My Name Is Jack Mills by Juhana Leinonen

Most of the time I really enjoyed this game; at others, it drove me up the wall. On the good side: well written, interesting story and I found myself genuinely wanting to know what was going to happen next. On the bad side: guess the verb, guess the author’s mind and keep consulting the walkthrough because there’s no other way to progress.

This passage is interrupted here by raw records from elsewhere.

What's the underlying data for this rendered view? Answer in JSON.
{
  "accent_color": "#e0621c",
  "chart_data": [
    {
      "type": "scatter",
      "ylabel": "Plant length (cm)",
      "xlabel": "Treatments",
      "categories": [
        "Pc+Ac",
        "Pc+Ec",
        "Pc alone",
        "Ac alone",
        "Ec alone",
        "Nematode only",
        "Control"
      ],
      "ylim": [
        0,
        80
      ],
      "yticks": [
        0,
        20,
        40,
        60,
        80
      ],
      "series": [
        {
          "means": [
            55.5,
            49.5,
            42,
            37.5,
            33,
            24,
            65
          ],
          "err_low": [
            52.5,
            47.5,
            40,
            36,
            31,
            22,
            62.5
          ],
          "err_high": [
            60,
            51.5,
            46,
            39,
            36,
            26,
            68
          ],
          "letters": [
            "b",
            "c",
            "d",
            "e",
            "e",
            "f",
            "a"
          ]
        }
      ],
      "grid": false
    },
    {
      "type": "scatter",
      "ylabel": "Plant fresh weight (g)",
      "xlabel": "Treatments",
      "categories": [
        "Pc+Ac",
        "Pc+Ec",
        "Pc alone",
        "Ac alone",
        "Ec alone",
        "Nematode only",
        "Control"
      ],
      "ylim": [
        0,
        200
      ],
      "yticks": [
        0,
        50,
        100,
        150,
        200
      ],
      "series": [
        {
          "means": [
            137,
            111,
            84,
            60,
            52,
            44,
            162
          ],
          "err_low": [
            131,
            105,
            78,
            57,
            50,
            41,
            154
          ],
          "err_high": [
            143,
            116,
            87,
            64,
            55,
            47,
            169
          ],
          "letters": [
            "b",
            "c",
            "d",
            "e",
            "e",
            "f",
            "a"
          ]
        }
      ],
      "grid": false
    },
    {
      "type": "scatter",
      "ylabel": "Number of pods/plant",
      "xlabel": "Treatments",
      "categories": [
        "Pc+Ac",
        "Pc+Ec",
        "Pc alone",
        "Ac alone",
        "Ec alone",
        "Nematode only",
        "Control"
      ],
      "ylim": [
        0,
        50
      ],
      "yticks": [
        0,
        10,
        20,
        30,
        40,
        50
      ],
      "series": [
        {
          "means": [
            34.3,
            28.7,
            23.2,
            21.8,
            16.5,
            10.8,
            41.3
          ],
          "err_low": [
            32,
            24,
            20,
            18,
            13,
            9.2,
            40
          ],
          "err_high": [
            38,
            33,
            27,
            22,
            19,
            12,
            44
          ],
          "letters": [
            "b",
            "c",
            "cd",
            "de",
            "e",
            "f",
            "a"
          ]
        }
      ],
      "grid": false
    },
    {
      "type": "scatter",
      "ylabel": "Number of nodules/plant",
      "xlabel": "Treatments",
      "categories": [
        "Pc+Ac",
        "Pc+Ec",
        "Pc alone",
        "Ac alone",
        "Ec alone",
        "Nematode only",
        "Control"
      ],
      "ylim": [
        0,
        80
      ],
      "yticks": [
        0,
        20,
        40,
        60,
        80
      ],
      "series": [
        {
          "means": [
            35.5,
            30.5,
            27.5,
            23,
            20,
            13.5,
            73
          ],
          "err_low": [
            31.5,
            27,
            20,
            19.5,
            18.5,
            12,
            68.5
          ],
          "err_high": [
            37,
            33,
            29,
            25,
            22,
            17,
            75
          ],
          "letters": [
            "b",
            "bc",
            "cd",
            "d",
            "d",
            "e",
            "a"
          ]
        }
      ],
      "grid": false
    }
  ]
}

I reached a standstill not long into the game after finding myself unable to get into a room via a window. Turned out I was using the wrong verb. When I tried SMASH and it didn’t work (I was told that violence wasn’t the answer to this one), I resorted to the walkthrough and was advised that instead I need to BREAK the window. Turns out violence was the answer after all. Not long after this, within half a dozen moves in fact, I ran into a standstill again. Sometimes examining items will reveal everything you need to know, other times you need to read them as well. After this, I found myself playing the game with the walkthrough open alongside it because it was a lot less frustrating that way. This pretty much meant that I didn’t enjoy the game as much as I might have done otherwise, but struggling with unhelpful guess the verb problems isn’t my idea of fun anyway.

Later on, I found myself unable to progress any further when someone got in the back seat of my car. I couldn’t speak to them, examine them or interact with them in any way. I also couldn’t drive away or get out of the car. The walkthrough clued me into the correct command but it’s hard to imagine people would have figured it out on their own. (As it happens, there’s another command you’ll probably try instead of the one listed in the walkthrough, but I didn’t discover this until after I’d already checked the walkthrough and exclaimed “And how the heck was I supposed to figure that out?”)

The game switches from past to present tense quite often and without any apparent reason. I can’t say I really cared for it. Past tense certainly is more atmospheric, which in one way was good, but as it also made the rest of the game seem a little bland by comparison, it definitely had its downsides as well. The constant switching between perspectives was a little jarring, too.

For the most part, my character’s motivations in the game never really made much sense. The basic storyline is that a friend of yours has been arrested and you’ve gone down to the police station to speak to him about it. While there, he tells you that someone has stolen an item from him and asks you to get it back. Which you agree to do on the spot. This involves breaking and entering at one point, posing as someone else at another (in a meeting with a man who comes across as the kind of person who has ‘organised crime’ written all over him) and then off you go to photograph this someone and his girlfriend at the behest of his wife. All kinda dodgy and underhanded behaviour and I found it a bit hard to swallow that my character would just go along with it without some kind of better explanation being given than ‘helping a friend out’.

I’m tempted to knock a few points off here and there for the hassles I had with guess the verb and confusing commands, but when I finished the game (90% of the commands towards the end were entered directly from the walkthrough and no real attempt was made to ‘solve’ the puzzles in the proper way), I found that, problems aside, I’d actually enjoyed it. So the rating of 7 out of 10 stands.